There is nothing wrong with making life easier, but don't sell the power of God short; there were greater miracles awaiting this sister at the well.
A woman told her counselor, "God has never made a better person than me; for the life of me I can't live up to it." We all have a need to be redeemed. Sometimes we think we can get rid of an issue by merely ripping the label off and calling it something else, but there is still the need to be redeemed. We cannot save ourselves. When we try, it is like being caught in quick sand, the more we struggle the deeper we get. The woman at the well had to deal with her image of herself and what others had pushed on her.
Let me ask you: Where in your life have fears caused you to hide from others and even yourself? Where do you thirst for more and where are you confronting those times that have forced you to hide behind a mask?
One of the things we who follow Christ celebrate is the gift of the living water. We know that God is a part of our lives so that we can drop the mask that we have all hidden behind at times, that fear has built, and go forth into the future in faith. The woman of Samaria was so excited she left behind what was in all likelihood one of her most prized possessions, her water pitcher.
There is an East African story of a woman that always walked around with a Bible; she never parted with it. Someone asked, why always the Bible, there are so many books you could read. Neither disturbed nor angered by all the teasing, she knelt down and lifted the Bible up high, and said, "Yes, of course there are many books I could read, but there is only one book that reads me."
To follow Him who is the spring of living water is to do as Robert Frost would describe when he wrote, "The best way out is always through." Not hiding, but going forth in faith.

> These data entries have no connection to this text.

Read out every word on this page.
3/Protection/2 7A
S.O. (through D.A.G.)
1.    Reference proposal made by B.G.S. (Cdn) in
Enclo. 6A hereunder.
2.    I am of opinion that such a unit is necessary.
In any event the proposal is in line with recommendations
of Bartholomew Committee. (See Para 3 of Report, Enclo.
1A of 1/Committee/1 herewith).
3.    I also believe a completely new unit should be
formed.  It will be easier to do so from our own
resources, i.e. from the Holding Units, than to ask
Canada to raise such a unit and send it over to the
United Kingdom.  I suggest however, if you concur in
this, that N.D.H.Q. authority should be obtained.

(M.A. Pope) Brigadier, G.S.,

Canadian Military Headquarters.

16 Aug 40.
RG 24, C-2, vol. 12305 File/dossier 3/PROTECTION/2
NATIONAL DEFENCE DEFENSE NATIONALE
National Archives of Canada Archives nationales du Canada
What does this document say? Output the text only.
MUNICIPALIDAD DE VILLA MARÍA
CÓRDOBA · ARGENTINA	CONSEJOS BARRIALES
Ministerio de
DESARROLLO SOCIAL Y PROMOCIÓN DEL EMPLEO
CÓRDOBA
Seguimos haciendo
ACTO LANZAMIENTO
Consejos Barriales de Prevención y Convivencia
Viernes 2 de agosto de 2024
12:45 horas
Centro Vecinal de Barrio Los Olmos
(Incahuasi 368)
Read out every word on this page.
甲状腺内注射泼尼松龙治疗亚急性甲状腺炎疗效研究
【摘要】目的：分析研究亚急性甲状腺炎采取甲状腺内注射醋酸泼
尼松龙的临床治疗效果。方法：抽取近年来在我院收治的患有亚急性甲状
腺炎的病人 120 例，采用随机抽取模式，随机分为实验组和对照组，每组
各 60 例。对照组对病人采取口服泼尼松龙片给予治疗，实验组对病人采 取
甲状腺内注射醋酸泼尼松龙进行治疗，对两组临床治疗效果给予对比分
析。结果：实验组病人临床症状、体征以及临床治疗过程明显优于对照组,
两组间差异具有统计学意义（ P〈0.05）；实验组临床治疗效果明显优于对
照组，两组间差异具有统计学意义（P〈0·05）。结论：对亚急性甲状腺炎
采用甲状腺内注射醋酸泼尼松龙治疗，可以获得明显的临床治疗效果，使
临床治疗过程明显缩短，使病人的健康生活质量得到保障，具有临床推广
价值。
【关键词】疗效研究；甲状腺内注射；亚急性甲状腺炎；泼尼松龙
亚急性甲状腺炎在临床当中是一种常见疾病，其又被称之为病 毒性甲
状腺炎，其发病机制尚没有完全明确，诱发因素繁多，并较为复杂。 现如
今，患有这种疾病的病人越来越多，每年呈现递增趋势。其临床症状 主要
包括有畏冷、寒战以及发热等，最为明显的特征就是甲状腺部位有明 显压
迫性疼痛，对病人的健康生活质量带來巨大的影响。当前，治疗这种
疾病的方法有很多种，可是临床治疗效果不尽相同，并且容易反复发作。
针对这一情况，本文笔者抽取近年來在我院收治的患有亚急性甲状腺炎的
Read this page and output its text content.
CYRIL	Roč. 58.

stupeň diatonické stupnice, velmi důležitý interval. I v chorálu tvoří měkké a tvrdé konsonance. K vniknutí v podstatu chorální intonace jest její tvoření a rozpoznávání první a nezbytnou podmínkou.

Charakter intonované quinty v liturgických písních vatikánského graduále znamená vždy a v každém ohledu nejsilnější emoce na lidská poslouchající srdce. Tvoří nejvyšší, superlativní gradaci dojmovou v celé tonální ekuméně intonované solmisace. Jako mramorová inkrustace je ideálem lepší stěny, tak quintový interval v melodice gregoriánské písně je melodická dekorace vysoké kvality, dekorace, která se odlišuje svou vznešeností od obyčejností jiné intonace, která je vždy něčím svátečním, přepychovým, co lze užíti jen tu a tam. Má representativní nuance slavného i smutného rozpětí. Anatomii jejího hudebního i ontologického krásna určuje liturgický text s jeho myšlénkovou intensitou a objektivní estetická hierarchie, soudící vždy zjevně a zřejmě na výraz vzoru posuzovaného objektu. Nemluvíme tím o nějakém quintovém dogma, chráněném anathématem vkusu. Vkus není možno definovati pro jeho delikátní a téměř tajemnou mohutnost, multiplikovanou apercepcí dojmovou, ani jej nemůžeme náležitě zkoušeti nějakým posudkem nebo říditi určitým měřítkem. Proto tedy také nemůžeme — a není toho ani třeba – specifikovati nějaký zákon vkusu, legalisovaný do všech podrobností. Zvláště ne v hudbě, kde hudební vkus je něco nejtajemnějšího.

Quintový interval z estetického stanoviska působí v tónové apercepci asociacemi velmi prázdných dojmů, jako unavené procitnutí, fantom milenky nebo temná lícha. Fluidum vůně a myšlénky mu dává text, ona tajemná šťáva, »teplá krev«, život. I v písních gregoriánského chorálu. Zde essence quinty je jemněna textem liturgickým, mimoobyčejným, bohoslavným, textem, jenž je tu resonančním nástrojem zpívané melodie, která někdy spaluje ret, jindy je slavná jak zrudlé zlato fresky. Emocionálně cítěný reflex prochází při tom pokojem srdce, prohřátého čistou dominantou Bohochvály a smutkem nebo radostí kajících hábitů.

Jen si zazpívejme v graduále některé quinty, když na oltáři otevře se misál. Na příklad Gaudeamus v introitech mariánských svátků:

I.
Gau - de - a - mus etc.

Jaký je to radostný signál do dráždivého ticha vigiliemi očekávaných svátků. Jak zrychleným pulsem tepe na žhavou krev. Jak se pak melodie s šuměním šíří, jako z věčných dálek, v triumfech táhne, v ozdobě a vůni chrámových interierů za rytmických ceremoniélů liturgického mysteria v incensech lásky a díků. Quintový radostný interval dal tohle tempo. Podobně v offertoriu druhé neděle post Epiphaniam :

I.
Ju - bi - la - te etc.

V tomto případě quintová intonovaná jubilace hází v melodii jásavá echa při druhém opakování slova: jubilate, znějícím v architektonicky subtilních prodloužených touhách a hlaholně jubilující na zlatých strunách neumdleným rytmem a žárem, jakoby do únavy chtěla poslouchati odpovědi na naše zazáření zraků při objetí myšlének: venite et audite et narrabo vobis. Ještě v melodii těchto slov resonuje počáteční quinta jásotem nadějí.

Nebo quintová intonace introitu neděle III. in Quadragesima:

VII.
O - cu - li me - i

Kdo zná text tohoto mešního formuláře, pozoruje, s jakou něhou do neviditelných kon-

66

We too can trust the process. Life is so much more than the immediate. We live on a much larger scale. As Paul wrote to the Romans, "Suffering is a part of living, but we know that suffering will produce endurance." And from the strength of endurance comes the core of who we are, character. And being able to be true to our core will give us hope for the future.
That woman so many years ago, beside that ancient well, found herself; and by dropping the mask of fear, she was able to claim a lifesaving faith. This is good news for us today, that we can drop the masks we have hidden behind, our fears can be banished, and we too can claim that gift given so long ago.
"Everyone who drinks of this water will be thirsty again," John writes, "but those who drink of the water I will give them will never be thirsty. The water I give them will become a spring of water gushing up to eternal life."
We are finding God in our lives when we are honest with ourselves, with who we really are and with who others really are as well.
Come and drink the living waters.
Let us pray: O God, let us drink of the living waters this day that the thirst of fear will be gone and we will have the faith to face tomorrow. Amen.